When the little girl burns her matches to keep herself warm, their “strange light” brings wondrous visions of warmth, kindness, and celebration until she freezes to death when the flames burn out. The short-lasting flames, therefore, embody how the delight and comfort of escapism is only a temporary form of liberation from poverty. After spending a frigid day trying to sell the matches on the street, the girl uses them as a literal escape from the cold (to warm herself) and they also lead to an emotional escape through her visions, which make her feel comforted in a hostile environment. While these two aspects—physical warmth and emotional comfort—are nice for her, the escapism of the matches cannot last. After all, just as all the matches flame out, she is left with her unendurable reality and ultimately freezes to death. Andersen thereby suggests that escapism is an inevitable part of enduring such a terrible life because, though temporary, it can provide badly-needed comfort. However, in a sense, escapism is only useful when you’re in a situation that you need help enduring. The little match girl’s poverty is so dire that attempting to endure it doesn’t make sense—she needs not simple escapism, but rather real escape that can only come in the form of death. So, just as her situation is too dire for the matches to keep her warm, her poverty is too horrible and unendurable for emotional escapism to save her in any lasting sense, and the short-lasting warmth and fleeting visions of the matches represent this harsh reality—they are extinguished, and so, too, is the little girl’s life.

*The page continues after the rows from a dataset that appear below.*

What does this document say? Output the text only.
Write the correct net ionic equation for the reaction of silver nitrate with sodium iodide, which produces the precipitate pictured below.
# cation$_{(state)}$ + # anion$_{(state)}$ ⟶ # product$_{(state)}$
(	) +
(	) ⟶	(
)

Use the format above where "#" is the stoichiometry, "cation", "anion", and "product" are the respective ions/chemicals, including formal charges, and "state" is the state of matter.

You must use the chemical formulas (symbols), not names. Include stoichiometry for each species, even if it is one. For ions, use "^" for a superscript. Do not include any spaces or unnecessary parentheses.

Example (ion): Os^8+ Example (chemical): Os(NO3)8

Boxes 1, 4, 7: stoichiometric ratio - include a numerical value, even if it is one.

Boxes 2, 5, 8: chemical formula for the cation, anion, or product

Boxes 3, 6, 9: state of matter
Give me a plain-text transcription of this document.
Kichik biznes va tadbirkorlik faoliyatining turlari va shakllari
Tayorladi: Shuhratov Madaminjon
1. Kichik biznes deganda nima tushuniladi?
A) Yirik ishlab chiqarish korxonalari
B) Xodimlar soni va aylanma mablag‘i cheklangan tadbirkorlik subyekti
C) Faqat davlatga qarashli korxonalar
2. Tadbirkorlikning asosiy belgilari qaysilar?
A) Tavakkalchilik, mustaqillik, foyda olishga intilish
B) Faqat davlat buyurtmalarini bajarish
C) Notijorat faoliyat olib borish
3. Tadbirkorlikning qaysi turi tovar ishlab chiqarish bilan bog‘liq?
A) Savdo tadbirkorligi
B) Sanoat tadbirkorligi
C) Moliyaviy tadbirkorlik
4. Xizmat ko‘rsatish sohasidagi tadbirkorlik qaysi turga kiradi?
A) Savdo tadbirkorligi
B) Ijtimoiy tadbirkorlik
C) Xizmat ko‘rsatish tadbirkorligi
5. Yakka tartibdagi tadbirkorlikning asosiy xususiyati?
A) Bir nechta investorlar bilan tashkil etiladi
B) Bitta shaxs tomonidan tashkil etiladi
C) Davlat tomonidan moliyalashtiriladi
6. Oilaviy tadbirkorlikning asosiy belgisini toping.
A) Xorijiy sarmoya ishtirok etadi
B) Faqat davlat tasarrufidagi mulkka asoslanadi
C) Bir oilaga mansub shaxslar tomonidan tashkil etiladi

The Matches’ Flames Quotes in The Little Match Girl
“Someone is dying,” whispered the little girl. Her grandmother, who was dead, was the only person who had ever loved or been kind to the child; and she had told her that a shooting star was the soul of a human being traveling to God.
She struck yet another match against the wall and in its blaze she saw her grandmother, so sweet, so blessedly kind.
“Grandmother!” shouted the little one. “Take me with you! I know you will disappear when the match goes out, just like the warm stove, the goose, and the beautiful Christmas tree.” Quickly, she lighted all the matches she had left in her hand, so that her grandmother could not leave. And the matches burned with such a clear, strong flame that the night became as light as day. Never had her grandmother looked so beautiful. She lifted the little girl in her arms and flew with her to where there is neither cold nor hunger nor fear: up to God.
In the cold morning the little girl was found. Her cheeks were red and she was smiling. She was dead. She had frozen to death on the last evening of the old year. The sun on New Year’s Day shone down on the little corpse; her lap was filled with burned-out matches. “She had been trying to warm herself,” people said. And no one knew the sweet visions she had seen, or in what glory she and her grandmother had passed into a truly new year.